6 WAYS TO COMBAT TANTRUMS
#1 Take Your Own Pulse
The doctors among you will likely be nodding their heads in agreement at this first of six pointers. That’s because it’s immediately recognizable in our field, and a known phrase across our kind. You see, the number one rule we must follow, as physicians, during medical emergencies, is ‘first, take your own pulse’. Well, this is a medical emergency. If not for you this very moment, sitting comfortably at home reading this, then for the parent involved. The message I’m trying to sends off is this: remain calm, cool, and collected. Nothing about a tantrum is earth-shattering or out-of-the-norm, even if it’s embarrassing. Your child is safe and healthy, and whatever reason he may have for his tantrum, it’s certainly not a life-or-death situation. even if it feels that way. So chill.

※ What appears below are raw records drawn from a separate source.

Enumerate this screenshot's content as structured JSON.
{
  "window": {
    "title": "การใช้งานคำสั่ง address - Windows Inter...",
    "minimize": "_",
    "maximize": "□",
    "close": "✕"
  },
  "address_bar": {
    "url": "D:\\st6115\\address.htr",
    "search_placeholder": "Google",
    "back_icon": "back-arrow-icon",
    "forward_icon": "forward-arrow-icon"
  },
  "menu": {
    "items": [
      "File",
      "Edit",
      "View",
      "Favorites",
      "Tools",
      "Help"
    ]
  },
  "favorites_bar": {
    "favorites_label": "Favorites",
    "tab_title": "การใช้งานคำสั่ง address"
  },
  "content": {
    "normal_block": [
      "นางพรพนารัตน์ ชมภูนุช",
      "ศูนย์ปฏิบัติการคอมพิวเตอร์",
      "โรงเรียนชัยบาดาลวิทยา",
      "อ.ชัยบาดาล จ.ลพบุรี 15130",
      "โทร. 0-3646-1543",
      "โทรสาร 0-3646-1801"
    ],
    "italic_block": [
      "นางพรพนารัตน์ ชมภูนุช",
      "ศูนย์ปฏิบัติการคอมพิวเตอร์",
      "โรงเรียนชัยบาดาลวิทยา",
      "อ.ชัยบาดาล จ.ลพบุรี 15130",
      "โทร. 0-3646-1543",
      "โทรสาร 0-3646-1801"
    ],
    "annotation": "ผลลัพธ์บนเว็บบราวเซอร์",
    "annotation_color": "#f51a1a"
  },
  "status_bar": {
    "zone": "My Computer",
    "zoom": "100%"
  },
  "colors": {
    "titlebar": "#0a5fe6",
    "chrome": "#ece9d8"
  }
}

#2 Stick to Your Parenting-Guns
You may want to give in. I wanted to. But don’t. It may seem ‘no-win’ at that moment, to be standing there helplessly, while your child carries on, but trust me, you’re winning. As parents, we all have times when we question the effectiveness of our parenting. And it gets especially hard when assessing strategies your little ones don’t like.
But you’re the boss, and that’s the rule. Whether they like it or not, you’re there to enforce it. One of the hardest things in life, for me, has always been sticking to a decision that garners disdain, no matter who feels it towards me. But the older – and wiser – I get, the more I realize how necessary doing this is, especially with the things that matter most. With children, especially, this gets even more complicated as they age, because into their teenage years, you’ll be faced with this, and so much more. So stick to your parenting-guns, because sticking to them teaches them they’ll never want to mess with you.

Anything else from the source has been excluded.